Luxury retail continues to show strongest growth in the prime Asian cities according to Colliers International’s latest global retail report.
One key factor driving luxury sales is rising consumer confidence due in part to consumers’ fading memories of the recent global economic crisis. Another factor is the sizable gain in income of the highest earners – driving an increased propensity to spend.
“Our analysis reveals a retail market that is cautiously optimistic and steadily growing in many sectors despite some hiccups of caution due to threats to global economic growth and the shadow of e-commerce,” said Anjee Solanki, national director, retail services, USA with Colliers International.
Simon Lo, executive director of research & advisory, Asia, said the increased popularity of eCommerce in Asia – particularly in China and India – are having a significant impact.
“Top end brands will continue to stay in core areas but mid-tier brands will be moving to decentralised sub-markets as the new supply of retail stocks in core districts of some cities are very limited,” he said.
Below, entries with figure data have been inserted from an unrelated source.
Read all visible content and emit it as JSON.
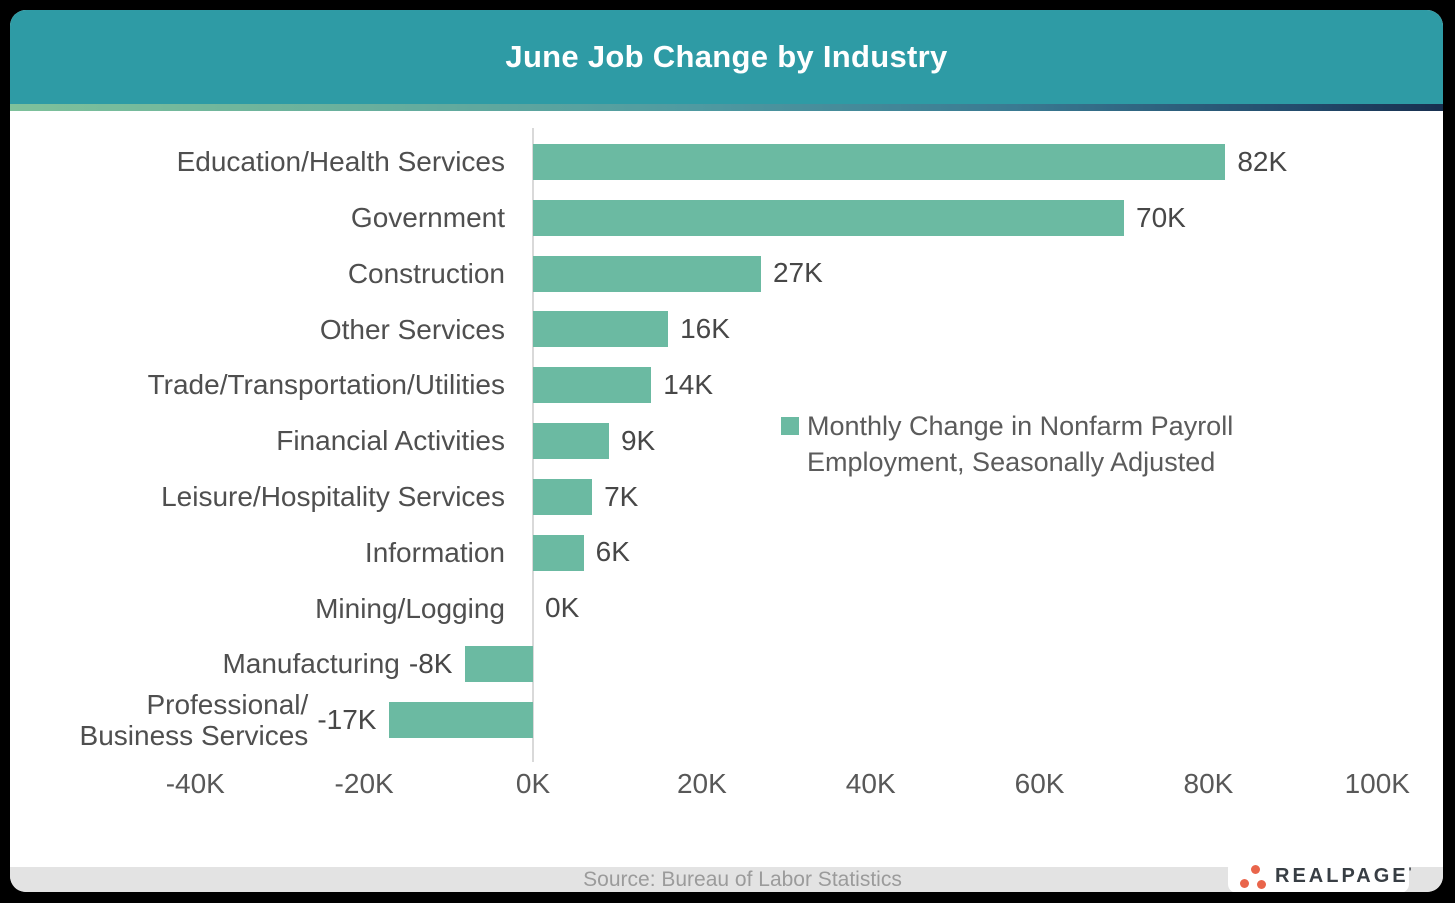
{
  "title_bar": {
    "title": "June Job Change by Industry",
    "bg_color": "#2E9BA5"
  },
  "chart_data": {
    "type": "bar",
    "orientation": "horizontal",
    "title": "June Job Change by Industry",
    "categories": [
      "Education/Health Services",
      "Government",
      "Construction",
      "Other Services",
      "Trade/Transportation/Utilities",
      "Financial Activities",
      "Leisure/Hospitality Services",
      "Information",
      "Mining/Logging",
      "Manufacturing",
      "Professional/\nBusiness Services"
    ],
    "values": [
      82,
      70,
      27,
      16,
      14,
      9,
      7,
      6,
      0,
      -8,
      -17
    ],
    "value_labels": [
      "82K",
      "70K",
      "27K",
      "16K",
      "14K",
      "9K",
      "7K",
      "6K",
      "0K",
      "-8K",
      "-17K"
    ],
    "unit": "K",
    "xlim": [
      -40,
      100
    ],
    "x_tick_values": [
      -40,
      -20,
      0,
      20,
      40,
      60,
      80,
      100
    ],
    "x_tick_labels": [
      "-40K",
      "-20K",
      "0K",
      "20K",
      "40K",
      "60K",
      "80K",
      "100K"
    ],
    "grid": false,
    "legend_position": "center-right",
    "bar_color": "#6BBAA2",
    "legend": {
      "label": "Monthly Change in Nonfarm Payroll Employment, Seasonally Adjusted",
      "swatch_color": "#6BBAA2"
    }
  },
  "footer": {
    "source": "Source: Bureau of Labor Statistics",
    "bg_color": "#E3E3E3"
  },
  "logo": {
    "text": "REALPAGE",
    "trademark_mark": "'",
    "dot_color": "#E9654B"
  },
  "colors": {
    "page_bg": "#000000",
    "card_bg": "#FFFFFF",
    "stripe_gradient": [
      "#7EC19B",
      "#4F9AA1",
      "#182F4F"
    ],
    "axis_line": "#D9D9D9",
    "label_text": "#4F4F4F"
  }
}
Other key findings include:
- New supply is robust in developing markets. The global expansion of the workforce and the middle class is spurring a need for new supply.
- Optimism is tempered by threats to global economic growth and the specter of e-commerce. E-commerce is affecting both traditional and luxury retailers across the globe
- Strong performance of high street markets and growing development in emerging markets. The generally positive outlook is underpinned by the economic recovery in the US and strong job growth in many parts of the globe.